Ermotti: "Non dobbiamo per forza adeguarci alle normative europee"

Mister UBS, Sergio Ermotti esprime scetticismo in merito scambio automatico di informazioni tra Svizzera e Unione europea
BERNA - Il CEO di UBS, il ticinese Sergio Ermotti, è scettico circa un'eventuale introduzione dello scambio automatico di informazioni tra l'Unione europea e la Svizzera.

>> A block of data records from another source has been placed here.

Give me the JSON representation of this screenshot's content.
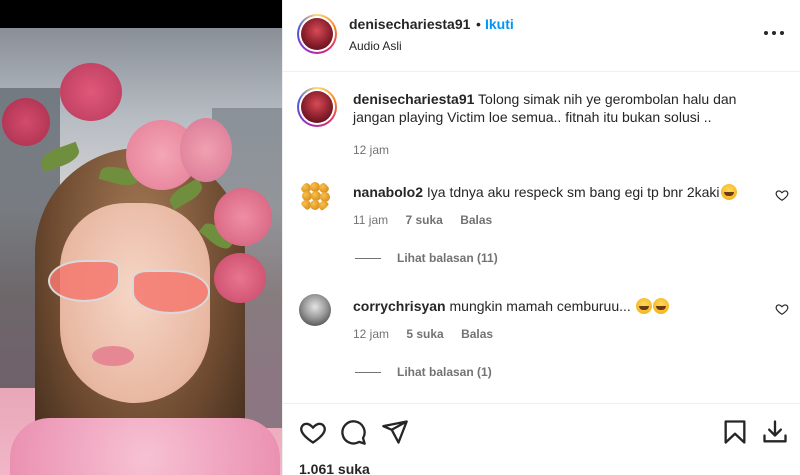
{
  "post": {
    "username": "denisechariesta91",
    "separator": "•",
    "follow_label": "Ikuti",
    "audio_label": "Audio Asli",
    "more_icon": "more-options-icon"
  },
  "caption": {
    "username": "denisechariesta91",
    "text": " Tolong simak nih ye gerombolan halu dan jangan playing Victim loe semua.. fitnah itu bukan solusi ..",
    "time": "12 jam"
  },
  "comments": [
    {
      "username": "nanabolo2",
      "text": " Iya tdnya aku respeck sm bang egi tp bnr 2kaki",
      "time": "11 jam",
      "likes": "7 suka",
      "reply_label": "Balas",
      "view_replies": "Lihat balasan (11)"
    },
    {
      "username": "corrychrisyan",
      "text": " mungkin mamah cemburuu... ",
      "time": "12 jam",
      "likes": "5 suka",
      "reply_label": "Balas",
      "view_replies": "Lihat balasan (1)"
    }
  ],
  "actions": {
    "icons": [
      "heart-icon",
      "comment-icon",
      "share-icon",
      "bookmark-icon",
      "download-icon"
    ],
    "likes_count": "1.061 suka"
  },
  "colors": {
    "accent_blue": "#0095f6",
    "text": "#262626",
    "muted": "#737373",
    "divider": "#efefef"
  }
}
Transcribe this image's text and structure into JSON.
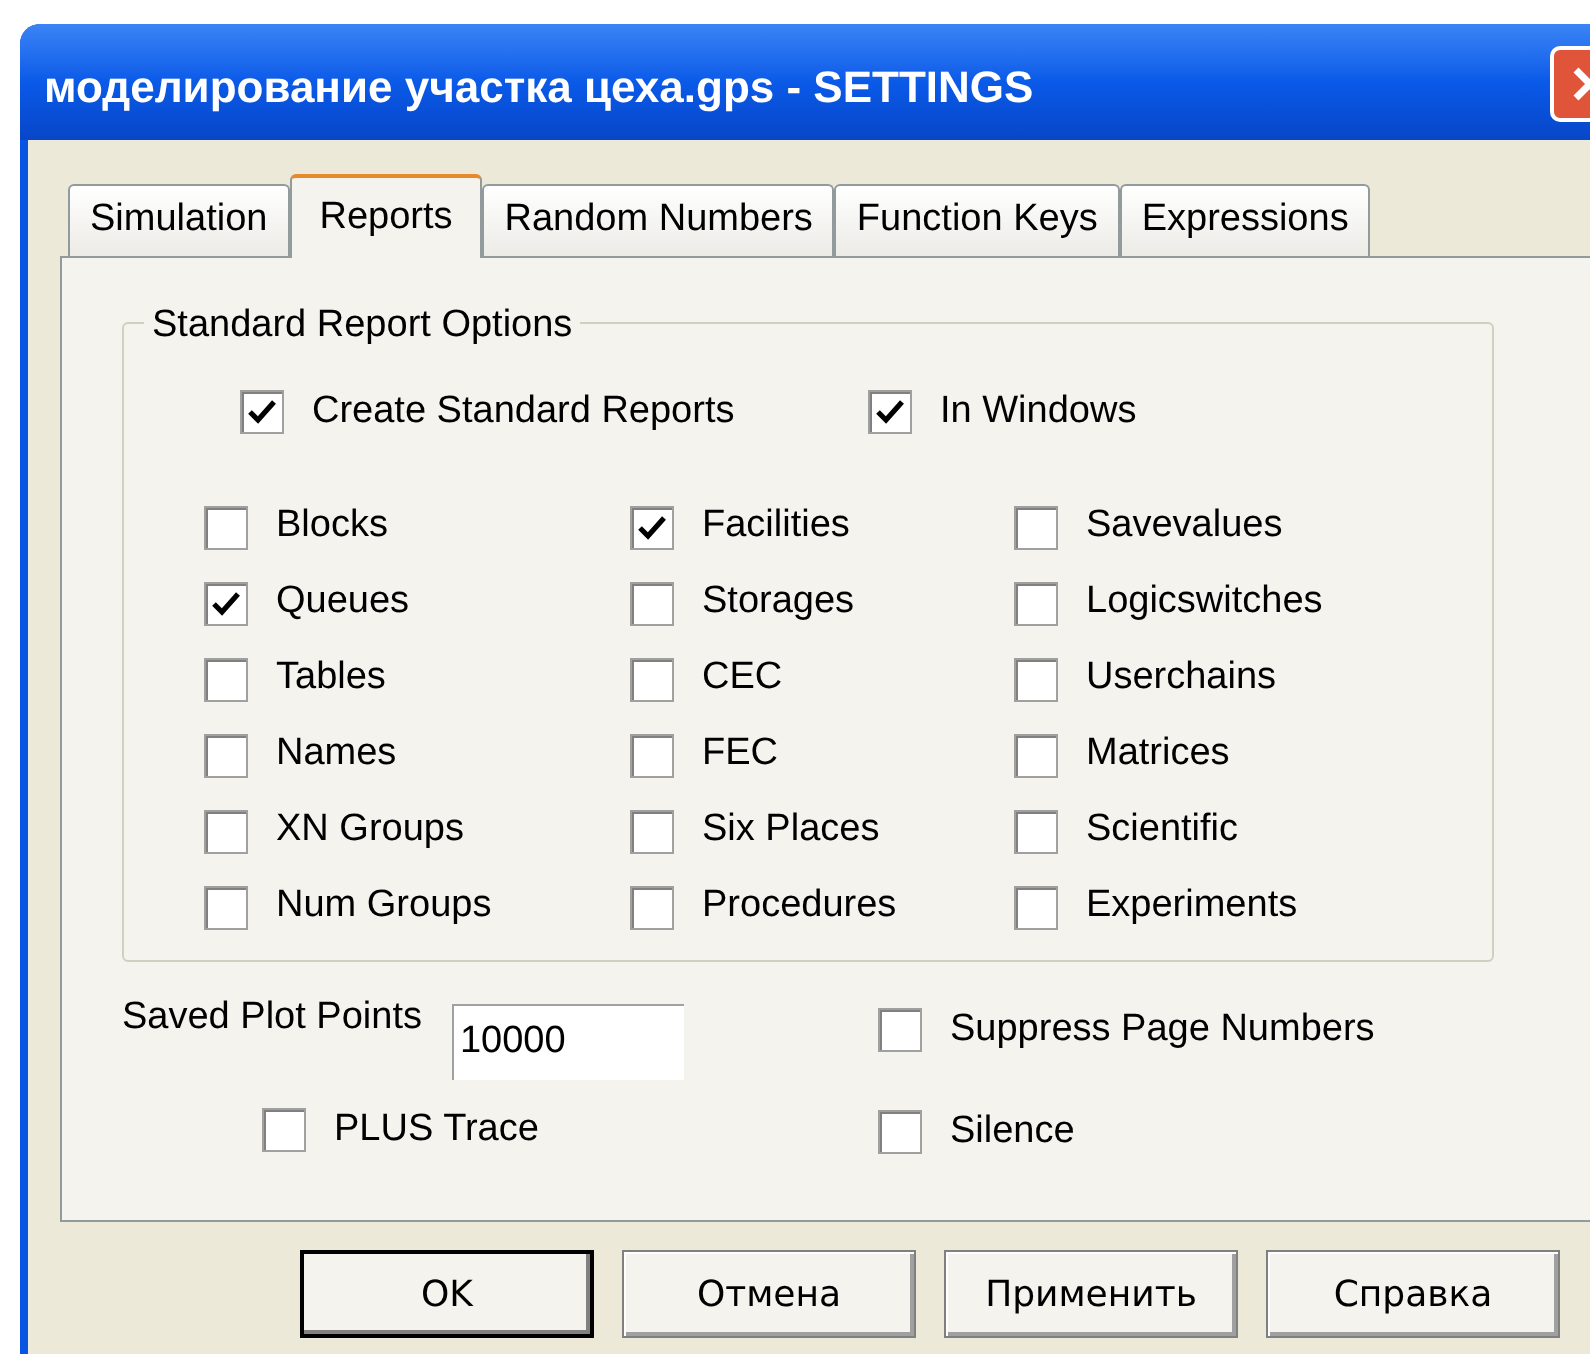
{
  "window": {
    "title": "моделирование участка цеха.gps - SETTINGS"
  },
  "tabs": [
    {
      "label": "Simulation",
      "selected": false
    },
    {
      "label": "Reports",
      "selected": true
    },
    {
      "label": "Random Numbers",
      "selected": false
    },
    {
      "label": "Function Keys",
      "selected": false
    },
    {
      "label": "Expressions",
      "selected": false
    }
  ],
  "group": {
    "title": "Standard Report Options",
    "top_options": [
      {
        "label": "Create Standard Reports",
        "checked": true
      },
      {
        "label": "In Windows",
        "checked": true
      }
    ],
    "options": [
      {
        "label": "Blocks",
        "checked": false
      },
      {
        "label": "Facilities",
        "checked": true
      },
      {
        "label": "Savevalues",
        "checked": false
      },
      {
        "label": "Queues",
        "checked": true
      },
      {
        "label": "Storages",
        "checked": false
      },
      {
        "label": "Logicswitches",
        "checked": false
      },
      {
        "label": "Tables",
        "checked": false
      },
      {
        "label": "CEC",
        "checked": false
      },
      {
        "label": "Userchains",
        "checked": false
      },
      {
        "label": "Names",
        "checked": false
      },
      {
        "label": "FEC",
        "checked": false
      },
      {
        "label": "Matrices",
        "checked": false
      },
      {
        "label": "XN Groups",
        "checked": false
      },
      {
        "label": "Six Places",
        "checked": false
      },
      {
        "label": "Scientific",
        "checked": false
      },
      {
        "label": "Num Groups",
        "checked": false
      },
      {
        "label": "Procedures",
        "checked": false
      },
      {
        "label": "Experiments",
        "checked": false
      }
    ]
  },
  "saved_plot_points": {
    "label": "Saved Plot Points",
    "value": "10000"
  },
  "plus_trace": {
    "label": "PLUS Trace",
    "checked": false
  },
  "suppress_page_numbers": {
    "label": "Suppress Page Numbers",
    "checked": false
  },
  "silence": {
    "label": "Silence",
    "checked": false
  },
  "buttons": [
    {
      "label": "OK",
      "default": true
    },
    {
      "label": "Отмена",
      "default": false
    },
    {
      "label": "Применить",
      "default": false
    },
    {
      "label": "Справка",
      "default": false
    }
  ]
}
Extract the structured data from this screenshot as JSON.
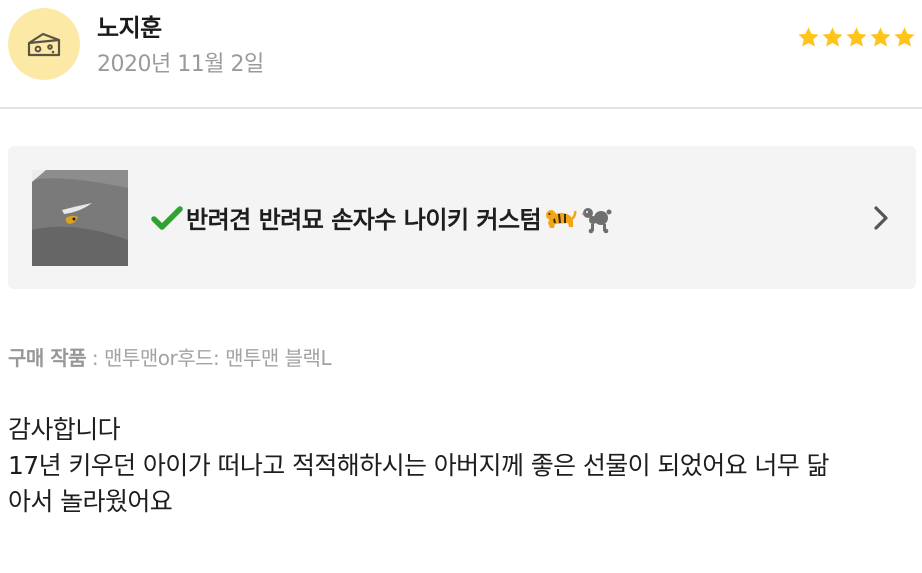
{
  "reviewer": {
    "name": "노지훈",
    "date": "2020년 11월 2일",
    "avatar_icon": "cheese-icon",
    "avatar_bg": "#fde9a6",
    "rating": 5,
    "rating_max": 5,
    "star_color": "#ffc31a"
  },
  "product": {
    "check_icon": "green-check-icon",
    "title": "반려견 반려묘 손자수 나이키 커스텀",
    "emojis": [
      "tiger-icon",
      "poodle-icon"
    ],
    "chevron_icon": "chevron-right-icon"
  },
  "purchase": {
    "label": "구매 작품",
    "separator": " : ",
    "option": "맨투맨or후드: 맨투맨 블랙L"
  },
  "review": {
    "lines": [
      "감사합니다",
      "17년 키우던 아이가 떠나고 적적해하시는 아버지께 좋은 선물이 되었어요 너무 닮",
      "아서 놀라웠어요"
    ]
  }
}
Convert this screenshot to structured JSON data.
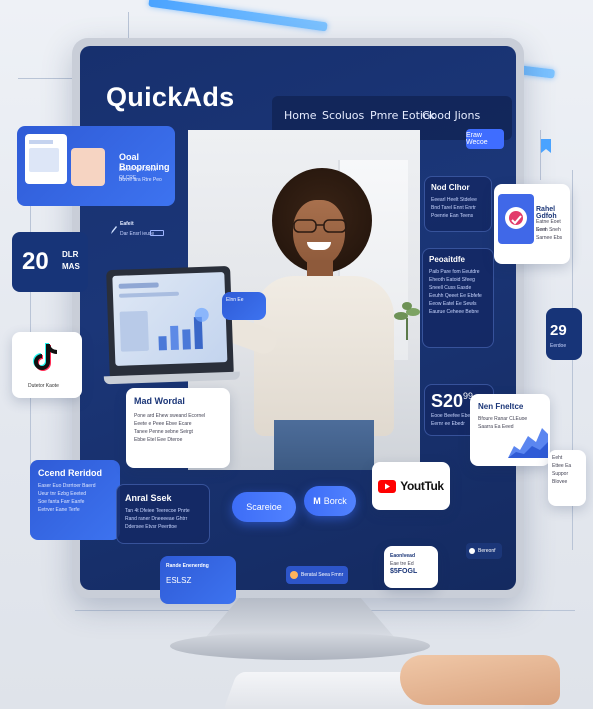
{
  "brand": {
    "name": "QuickAds"
  },
  "nav": {
    "items": [
      "Home",
      "Scoluos",
      "Pmre Eotick",
      "Good Jions"
    ],
    "cta": "Eraw Wecoe"
  },
  "left_cards": {
    "top": {
      "title": "Ooal Bnoprening",
      "lines": [
        "Boree! Tarl Zuvw QLCRE",
        "Buvre ara Rtre Peo"
      ]
    },
    "stat": {
      "number": "20",
      "label_top": "DLR",
      "label_bottom": "MAS"
    },
    "tiktok": {
      "label": "Dutetor Kaote"
    },
    "bottom": {
      "title": "Ccend Reridod",
      "lines": [
        "Easer Euo Dsrrtoer Baerd",
        "Ueur tnr Ezbg Eeeted",
        "Soe fanta Farr Eanfe",
        "Eetrver Eane Terfe"
      ]
    }
  },
  "screen_left": {
    "small": {
      "title": "Eafeit",
      "lines": [
        "Dar Ensrl ieuse"
      ]
    },
    "white_card": {
      "title": "Mad Wordal",
      "lines": [
        "Pone ard Ehew sweand Ecornel",
        "Eeete e Peee Ebve Ecare",
        "Tanee Penne sebne Seirgt",
        "Ebbe Etel Eee Dteroe"
      ]
    },
    "anal": {
      "title": "Anral Ssek",
      "lines": [
        "Tan 4t Dfeiee Teerecoe Pnrte",
        "Rand raner Dneeeeae Ghtrr",
        "Ddersee Etvsr Peerttoe"
      ]
    }
  },
  "screen_right": {
    "top": {
      "title": "Nod Clhor",
      "lines": [
        "Eeearl Heelt Stdelee",
        "Bnd Tarel Ennt Enrtr",
        "Poenrie Ean Teens"
      ]
    },
    "mid": {
      "title": "Peoaitdfe",
      "lines": [
        "Paib Pare fom Eeutdre",
        "Eheoth Eatoid Sfeeg",
        "Sneell Cuss Easde",
        "Eeuhh Qeeet Ee Ebfefe",
        "Eeow Eatel Ee Sewls",
        "Eaurue Ceheee Bebre"
      ]
    },
    "price": {
      "value": "S20",
      "sup": "99",
      "lines": [
        "Eooe Beefee Ebeet",
        "Eernr ee Ebedr"
      ]
    }
  },
  "right_cards": {
    "top": {
      "title": "Rahel Gdfoh",
      "lines": [
        "Eatne Eoet Sem",
        "Eeeh Sneh",
        "Sarnee Ebs"
      ]
    },
    "stat": {
      "number": "29",
      "label": "Eerdoe"
    },
    "campaign": {
      "title": "Nen Fneltce",
      "lines": [
        "Bfoure Ranar CLEuoe",
        "Saarra Ea Eeed"
      ]
    },
    "small_edge": {
      "lines": [
        "Eeht",
        "Ettee Ea",
        "Suppor",
        "Blovee"
      ]
    }
  },
  "buttons": {
    "primary": "Scareioe",
    "secondary": "Borck",
    "youtube": "YoutTuk",
    "laptop_badge": "Elnn Ee"
  },
  "bottom_row": {
    "blue_card": {
      "title": "Rande Enenerdng",
      "value": "ESLSZ"
    },
    "pill": "Beratal Seea Frnnr",
    "white_card": {
      "title": "Eaonlvead",
      "lines": [
        "Eae tre Ed",
        "$5FOGL"
      ]
    },
    "small_pill": "Bereonf"
  },
  "colors": {
    "screen_bg": "#17306e",
    "accent_blue": "#3f6dff",
    "youtube_red": "#ff0000",
    "tiktok_pink": "#ff2d55",
    "tiktok_cyan": "#25f4ee"
  }
}
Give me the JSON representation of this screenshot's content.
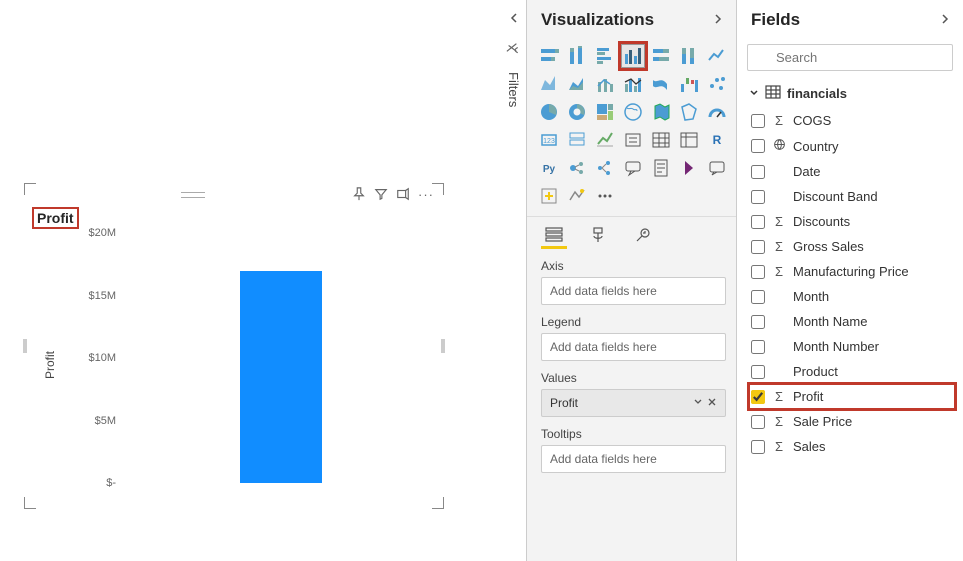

Il recepimento di norme internazionali da parte elvetica non significa ricevere automaticamente qualcosa in cambio, ha sostenuto il banchiere in un'intervista pubblicata oggi dalla "NZZ am Sonntag".
Ermotti non ha nascosto una certa diffidenza in merito agli eventuali vantaggi per la Svizzera di un simile accordo, in particolare per quanto attiene all'accesso facilitato degli istituti di credito elvetici al mercato europeo. "Non non siamo membri dell'Ue, e quindi non dobbiamo per forza adeguarci alle normative europee", ha detto Ermotti.
Ad ogni modo, dopo il no della Germania all'accordo fiscale con Berna e l'aumento della pressione internazionale sulla Confederazione in seguito alla decisione di Lussemburgo e Austria di passare allo scambio automatico di informazioni, è giusto lanciare un dibattito su questo aspetto.
Tuttavia, tale dialogo non va condotto solo con l'Ue, ma anche con altre importanti piazze finanziarie, come quelle asiatiche e americana. Per Ermotti è importante che venga elaborato uno standard internazionale che faccia finalmente chiarezza e che non penalizzi eccessivamente la piazza finanziaria elvetica.